Wesentlich ist, dass dabei ein auf das Gewässer zweckgerichtetes Verhalten vorliegt, d.h. das Einbringen bzw. das Einleiten muss nicht nur zufällig, sondern subjektiv bewusst oder objektiv zielgerichtet geschehen, ohne dass es dabei allerdings auf Vorsatz oder Fahrlässigkeit ankommt.

Damit sind sowohl Schäden aus dem Normalbetrieb und Entwicklungsrisiken, als auch Schäden aus einem Störfall von der Haftung erfasst.

Ausreichend für das Auslösen der Haftung nach § 22 Abs. 1 WHG ist auch eine mittelbare Einleitung in ein dadurch geschädigtes Gewässer, also der Fall, in dem z.B. ein Stoff zunächst in einen Bach geleitet wird und von dort aus in einen See gelangt und diesen schädigt.

Beispiel:

  • Die betriebliche Kläranlage ist überlastet.
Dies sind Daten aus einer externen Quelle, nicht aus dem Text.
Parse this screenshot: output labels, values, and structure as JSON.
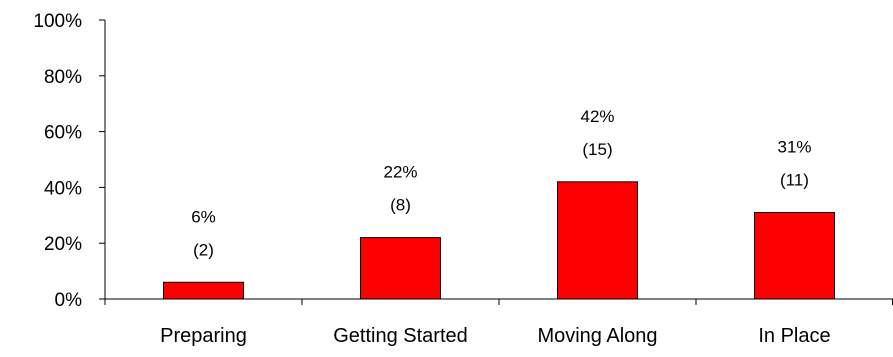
{
  "chart_data": {
    "type": "bar",
    "categories": [
      "Preparing",
      "Getting Started",
      "Moving Along",
      "In Place"
    ],
    "values": [
      6,
      22,
      42,
      31
    ],
    "counts": [
      2,
      8,
      15,
      11
    ],
    "value_labels": [
      "6%",
      "22%",
      "42%",
      "31%"
    ],
    "count_labels": [
      "(2)",
      "(8)",
      "(15)",
      "(11)"
    ],
    "ylim": [
      0,
      100
    ],
    "yticks": [
      0,
      20,
      40,
      60,
      80,
      100
    ],
    "ytick_labels": [
      "0%",
      "20%",
      "40%",
      "60%",
      "80%",
      "100%"
    ],
    "title": "",
    "xlabel": "",
    "ylabel": "",
    "grid": false,
    "legend": "none",
    "bar_color": "#ff0000",
    "bar_edge_color": "#000000"
  }
}
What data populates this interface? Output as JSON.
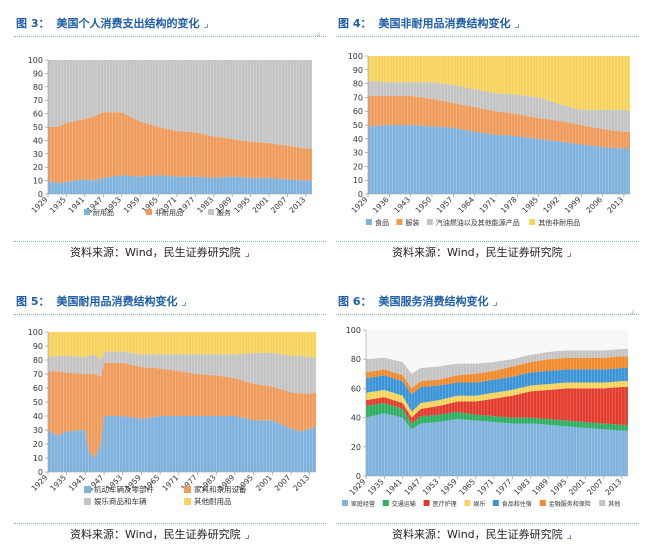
{
  "chart_data": [
    {
      "id": "c1",
      "type": "area",
      "number": "图 3：",
      "title": "美国个人消费支出结构的变化",
      "title_mark": "⌟",
      "ylim": [
        0,
        100
      ],
      "yticks": [
        "0",
        "10",
        "20",
        "30",
        "40",
        "50",
        "60",
        "70",
        "80",
        "90",
        "100"
      ],
      "x_start": 1929,
      "x_end": 2015,
      "xticks": [
        "1929",
        "1935",
        "1941",
        "1947",
        "1953",
        "1959",
        "1965",
        "1971",
        "1977",
        "1983",
        "1989",
        "1995",
        "2001",
        "2007",
        "2013"
      ],
      "legend": [
        {
          "name": "耐用品",
          "color": "#7fb2dd"
        },
        {
          "name": "非耐用品",
          "color": "#ef9b5c"
        },
        {
          "name": "服务",
          "color": "#c4c4c4"
        }
      ],
      "series_anchor_years": [
        1929,
        1932,
        1935,
        1941,
        1944,
        1947,
        1953,
        1959,
        1965,
        1971,
        1977,
        1983,
        1989,
        1995,
        2001,
        2007,
        2013,
        2015
      ],
      "series": [
        {
          "name": "耐用品",
          "color": "#7fb2dd",
          "values": [
            10,
            8,
            9,
            11,
            10,
            12,
            14,
            13,
            14,
            13,
            13,
            12,
            13,
            12,
            12,
            11,
            10,
            10
          ]
        },
        {
          "name": "非耐用品",
          "color": "#ef9b5c",
          "values": [
            40,
            42,
            44,
            45,
            48,
            49,
            47,
            41,
            36,
            34,
            33,
            31,
            28,
            27,
            26,
            25,
            24,
            24
          ]
        },
        {
          "name": "服务",
          "color": "#c4c4c4",
          "values": [
            50,
            50,
            47,
            44,
            42,
            39,
            39,
            46,
            50,
            53,
            54,
            57,
            59,
            61,
            62,
            64,
            66,
            66
          ]
        }
      ],
      "source": "资料来源：Wind，民生证券研究院",
      "source_mark": "⌟"
    },
    {
      "id": "c2",
      "type": "area",
      "number": "图 4：",
      "title": "美国非耐用品消费结构变化",
      "title_mark": "⌟",
      "ylim": [
        0,
        100
      ],
      "yticks": [
        "0",
        "10",
        "20",
        "30",
        "40",
        "50",
        "60",
        "70",
        "80",
        "90",
        "100"
      ],
      "x_start": 1929,
      "x_end": 2015,
      "xticks": [
        "1929",
        "1936",
        "1943",
        "1950",
        "1957",
        "1964",
        "1971",
        "1978",
        "1985",
        "1992",
        "1999",
        "2006",
        "2013"
      ],
      "legend": [
        {
          "name": "食品",
          "color": "#7fb2dd"
        },
        {
          "name": "服装",
          "color": "#ef9b5c"
        },
        {
          "name": "汽油燃油以及其他能源产品",
          "color": "#c4c4c4"
        },
        {
          "name": "其他非耐用品",
          "color": "#f6d35c"
        }
      ],
      "series_anchor_years": [
        1929,
        1936,
        1943,
        1950,
        1957,
        1964,
        1971,
        1978,
        1985,
        1992,
        1999,
        2006,
        2013,
        2015
      ],
      "series": [
        {
          "name": "食品",
          "color": "#7fb2dd",
          "values": [
            49,
            50,
            50,
            49,
            48,
            45,
            43,
            42,
            40,
            38,
            36,
            34,
            33,
            33
          ]
        },
        {
          "name": "服装",
          "color": "#ef9b5c",
          "values": [
            22,
            21,
            21,
            20,
            18,
            18,
            17,
            16,
            15,
            15,
            14,
            13,
            12,
            12
          ]
        },
        {
          "name": "汽油燃油以及其他能源产品",
          "color": "#c4c4c4",
          "values": [
            11,
            10,
            10,
            12,
            13,
            13,
            13,
            14,
            15,
            12,
            11,
            14,
            16,
            15
          ]
        },
        {
          "name": "其他非耐用品",
          "color": "#f6d35c",
          "values": [
            18,
            19,
            19,
            19,
            21,
            24,
            27,
            28,
            30,
            35,
            39,
            39,
            39,
            40
          ]
        }
      ],
      "source": "资料来源：Wind，民生证券研究院",
      "source_mark": "⌟"
    },
    {
      "id": "c3",
      "type": "area",
      "number": "图 5：",
      "title": "美国耐用品消费结构变化",
      "title_mark": "⌟",
      "ylim": [
        0,
        100
      ],
      "yticks": [
        "0",
        "10",
        "20",
        "30",
        "40",
        "50",
        "60",
        "70",
        "80",
        "90",
        "100"
      ],
      "x_start": 1929,
      "x_end": 2015,
      "xticks": [
        "1929",
        "1935",
        "1941",
        "1947",
        "1953",
        "1959",
        "1965",
        "1971",
        "1977",
        "1983",
        "1989",
        "1995",
        "2001",
        "2007",
        "2013"
      ],
      "legend": [
        {
          "name": "机动车辆及零部件",
          "color": "#7fb2dd"
        },
        {
          "name": "家具和家用设备",
          "color": "#ef9b5c"
        },
        {
          "name": "娱乐商品和车辆",
          "color": "#c4c4c4"
        },
        {
          "name": "其他耐用品",
          "color": "#f6d35c"
        }
      ],
      "series_anchor_years": [
        1929,
        1932,
        1935,
        1941,
        1942,
        1944,
        1946,
        1947,
        1953,
        1959,
        1965,
        1971,
        1977,
        1983,
        1989,
        1995,
        2001,
        2007,
        2010,
        2013,
        2015
      ],
      "series": [
        {
          "name": "机动车辆及零部件",
          "color": "#7fb2dd",
          "values": [
            30,
            26,
            29,
            30,
            15,
            10,
            20,
            40,
            40,
            38,
            40,
            40,
            40,
            40,
            40,
            37,
            37,
            31,
            29,
            31,
            32
          ]
        },
        {
          "name": "家具和家用设备",
          "color": "#ef9b5c",
          "values": [
            42,
            46,
            42,
            40,
            55,
            60,
            48,
            38,
            38,
            37,
            34,
            32,
            30,
            29,
            27,
            26,
            24,
            26,
            27,
            25,
            25
          ]
        },
        {
          "name": "娱乐商品和车辆",
          "color": "#c4c4c4",
          "values": [
            10,
            11,
            12,
            12,
            13,
            14,
            12,
            8,
            8,
            9,
            10,
            12,
            14,
            15,
            17,
            22,
            24,
            26,
            27,
            26,
            25
          ]
        },
        {
          "name": "其他耐用品",
          "color": "#f6d35c",
          "values": [
            18,
            17,
            17,
            18,
            17,
            16,
            20,
            14,
            14,
            16,
            16,
            16,
            16,
            16,
            16,
            15,
            15,
            17,
            17,
            18,
            18
          ]
        }
      ],
      "source": "资料来源：Wind，民生证券研究院",
      "source_mark": "⌟"
    },
    {
      "id": "c4",
      "type": "area",
      "number": "图 6：",
      "title": "美国服务消费结构变化",
      "title_mark": "⌟",
      "ylim": [
        0,
        100
      ],
      "yticks": [
        "0",
        "20",
        "40",
        "60",
        "80",
        "100"
      ],
      "x_start": 1929,
      "x_end": 2015,
      "xticks": [
        "1929",
        "1935",
        "1941",
        "1947",
        "1953",
        "1959",
        "1965",
        "1971",
        "1977",
        "1983",
        "1989",
        "1995",
        "2001",
        "2007",
        "2013"
      ],
      "legend": [
        {
          "name": "家庭经营",
          "color": "#7fb2dd"
        },
        {
          "name": "交通运输",
          "color": "#2eae62"
        },
        {
          "name": "医疗护理",
          "color": "#e23b2e"
        },
        {
          "name": "娱乐",
          "color": "#f6d35c"
        },
        {
          "name": "食品和住宿",
          "color": "#3a93d6"
        },
        {
          "name": "金融服务和保险",
          "color": "#f08a2c"
        },
        {
          "name": "其他",
          "color": "#c4c4c4"
        }
      ],
      "series_anchor_years": [
        1929,
        1935,
        1941,
        1944,
        1947,
        1953,
        1959,
        1965,
        1971,
        1977,
        1983,
        1989,
        1995,
        2001,
        2007,
        2013,
        2015
      ],
      "series": [
        {
          "name": "家庭经营",
          "color": "#7fb2dd",
          "values": [
            40,
            43,
            40,
            32,
            36,
            37,
            39,
            38,
            37,
            36,
            36,
            35,
            34,
            33,
            32,
            31,
            31
          ]
        },
        {
          "name": "交通运输",
          "color": "#2eae62",
          "values": [
            8,
            7,
            6,
            4,
            5,
            5,
            5,
            4,
            4,
            4,
            4,
            4,
            4,
            4,
            4,
            4,
            4
          ]
        },
        {
          "name": "医疗护理",
          "color": "#e23b2e",
          "values": [
            4,
            4,
            4,
            4,
            5,
            6,
            7,
            9,
            12,
            15,
            18,
            20,
            22,
            23,
            24,
            26,
            26
          ]
        },
        {
          "name": "娱乐",
          "color": "#f6d35c",
          "values": [
            5,
            5,
            5,
            4,
            4,
            4,
            4,
            4,
            4,
            4,
            4,
            4,
            4,
            4,
            4,
            4,
            4
          ]
        },
        {
          "name": "食品和住宿",
          "color": "#3a93d6",
          "values": [
            10,
            10,
            10,
            12,
            11,
            10,
            9,
            9,
            9,
            9,
            9,
            9,
            9,
            9,
            9,
            9,
            9
          ]
        },
        {
          "name": "金融服务和保险",
          "color": "#f08a2c",
          "values": [
            4,
            4,
            4,
            4,
            4,
            4,
            5,
            6,
            6,
            7,
            7,
            8,
            8,
            8,
            8,
            8,
            8
          ]
        },
        {
          "name": "其他",
          "color": "#c4c4c4",
          "values": [
            9,
            8,
            9,
            10,
            9,
            9,
            8,
            7,
            6,
            5,
            5,
            5,
            5,
            5,
            5,
            5,
            5
          ]
        }
      ],
      "source": "资料来源：Wind，民生证券研究院",
      "source_mark": "⌟"
    }
  ],
  "page_marks": {
    "corner": "⌟"
  }
}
Der Betriebsinhaber lässt durch einen Arbeiter das entstandene Abwasser deswegen ohne Klärung direkt in den angrenzenden Bach einleiten. Dieser fließt in den gemeindlichen See, der als Badesee genutzt wird. Durch die eintretende Verunreinigung des Seewassers verenden die vom örtlichen Anglerverein dort eingesetzten Fische, das Ufer des Baches und des Sees wird verunreinigt, der Badesee muss für 3 Wochen gesperrt werden. Dadurch kann der Bootsverleiher seinen Betrieb ebenfalls für diese Zeit nicht betreiben.
    Nach § 22 Abs. 1 WHG haften sowohl der Arbeiter als auch der Betriebsinhaber für die entstandenen Sach- und daraus folgenden Vermögensschäden der Gemeinde (=Reinigung und Wiederherstellung des See- und Bachufers und ggf. des Wassers, Einkommenseinbußen durch Schließung des Badesees ), des Fischereivereins (=Wertersatz der verendeten Fische, deren Entsorgung sowie Neubesatz der Fische) und den reinen Vermögensschaden des Bootsverleihers (= Einkommenseinbußen durch Schließung des Badesees).

Dagegen liegt kein Fall der Handlungshaftung nach § 22 Abs. 1 WHG vor, wenn z.B. beim Brand einer Lagerhalle Kontaminationen mit dem abfließenden Löschwasser in ein Gewässer gelangen.

Es wird bei § 22 Abs.1 WHG, wie schon bei § 823 BGB, die Haftung an ein Tun (oder Unterlassen) angeknüpft, ohne dass es dabei aber auf das Vorliegen einer behördlichen Genehmigung ankommt.

Nur für den Fall des Vorliegens einer bestehenden Bewilligung gem. § 11 WHG besteht ein Recht zum Einleiten oder Einbringen von Stoffen in ein Gewässer, das Schadensersatzansprüche nach § 22 Abs. 1 WHG ausschließt. Andere öffentlich-rechtliche Befugnisse, wie die Erlaubnis zur Gewässernutzung gem. § 7 WHG, schließen Schadensersatzansprüche nicht aus.